Gunting Syafruddin merupakan kebijakan yang digagas oleh Menteri Keuangan Syafruddin Prawiranegara untuk mengurangi defisit anggaran yang mencapai Rp 5,1 Miliar. Kebijakan yang disahkan pada tanggal 20 Maret 1950 SK Menteri Keuangan Nomor 1 tanggal 19 Maret 1950 ini bertujuan untuk memotong nilai uang yang Rp. 2,50 ke atas menjadi tinggal setengahnya. Hal ini memberikan keuntungan pada Pemerintah Indonesia dengan berkurangnya jumlah peredaran uang dan hal ini menjadi alasan Pemerintah Belanda meminjamkan dana sebesar Rp 200 Juta, sekaligus meningkatkan kredibilitas anggaran negara.

Sistem Ekonomi Gerakan Benteng

Sistem Ekonomi Gerakan Benteng merupakan program pemerintah Republik Indonesia untuk mendorong transisi ekonomi Indonesia dari berbasis pertanian menjadi berbasis industri. Program yang digagas oleh Sumitro Djojohadikusumo yang pada saat itu menjabat sebagai Menteri Koordinator bidang Ekonomi, Keuangan dan Industri serta Perdagangan Indonesia bertujuan untuk mengubah struktur ekonomi nasional dari berbasis kolonial menjadi ekonomi pembangunan. Program ini mengakomodasi kegiatan seperti:

  • Menumbuhkan dan mengembangkan minat kewirausahaan dikalangan masyarakat bangsa Indonesia untuk tidak bergantung kepada instansi pemerintahan atau menggantungkan ekonomi pada pendapatan dari pekerjaan belaka.
  • Memberikan edukasi dan kesempatan kepada wirausahawan nasional untuk mendapatkan akses keuangan yang terjangkau dan pendidikan pengelolaan finansial usaha untuk mengembangkan usahanya yang sekaligus berkontribusi bagi pembangunan ekonomi Indonesia dengan bentuk penyerapan tenaga kerja, produktivitas usaha yang efektif dan peningakatn nilai tambah usaha terhadap produk domestik bruto nasional.

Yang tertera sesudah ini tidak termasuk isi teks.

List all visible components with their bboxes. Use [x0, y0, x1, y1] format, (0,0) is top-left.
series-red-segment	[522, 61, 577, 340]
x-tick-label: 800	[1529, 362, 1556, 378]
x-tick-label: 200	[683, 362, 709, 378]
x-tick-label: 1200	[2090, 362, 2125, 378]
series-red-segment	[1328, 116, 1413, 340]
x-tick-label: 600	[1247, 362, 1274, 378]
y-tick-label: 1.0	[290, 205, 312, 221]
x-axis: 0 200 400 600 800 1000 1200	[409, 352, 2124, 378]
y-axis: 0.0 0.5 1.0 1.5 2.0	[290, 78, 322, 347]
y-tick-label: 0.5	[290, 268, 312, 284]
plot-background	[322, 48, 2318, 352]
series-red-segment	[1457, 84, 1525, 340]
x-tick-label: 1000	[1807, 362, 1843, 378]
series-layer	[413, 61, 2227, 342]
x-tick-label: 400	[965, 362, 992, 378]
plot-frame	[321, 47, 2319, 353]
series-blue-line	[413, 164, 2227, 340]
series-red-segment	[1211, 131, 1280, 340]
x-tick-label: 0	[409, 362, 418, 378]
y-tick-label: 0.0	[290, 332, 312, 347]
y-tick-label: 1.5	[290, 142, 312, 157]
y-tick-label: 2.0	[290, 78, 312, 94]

Gagasan Sumitro ini dituangkan dalam program Kabinet Natsir dan Program Gerakan Benteng dimulai pada April 1950. Hasilnya selama 3 tahun (1950-1953) lebih kurang 700 perusahaan bangsa Indonesia menerima bantuan kredit dari program ini. Namun, program ini tidak dapat berjalan dengan baik, hal ini terjadi karena:

  • Wirausahawan yang menerima pembiayaan kegiatan usaha belum memiliki edukasi dan wawasan yang layak dan memadai untuk menerapkan disiplin ilmu usaha.
  • Wirausahawan yang menerima pembiayaan kegiatan usaha belum memiliki mental meningkatkan pendapatan, masih sebatas untuk mendapatkan pemasukan.
  • Wirausahawan yang menerima pembiayaan kegiatan usaha belum memiliki kreativitas untuk menyiasati ketidakmampuannya dalam menunjang kegiatan usahnya.
  • Wirausahawan yang menerima pembiayaan kegiatan usaha belum memiliki kepercayaan diri untuk mengembangkan usahanya dengan mudah.
  • Wirausahawan yang menerima pembiayaan kegiatan usaha belum memiliki kesabaran dalam meniti perkembangan usahanya dengan baik.
  • Wirausahawan yang menerima pembiayaan kegiatan usaha belum memiliki integritas terhadap apa yang diamanahkan kepadanya.

Program yang diharapkan mampu menjadi stimulus ekonomi Indonesia, malah menjadi penyebab sumber defisit anggaran 1952 yang mencapai Rp 3 Miliar rupiah ditambah sisa defisit anggaran tahun 1951 sebesar 1,7 miliar rupiah.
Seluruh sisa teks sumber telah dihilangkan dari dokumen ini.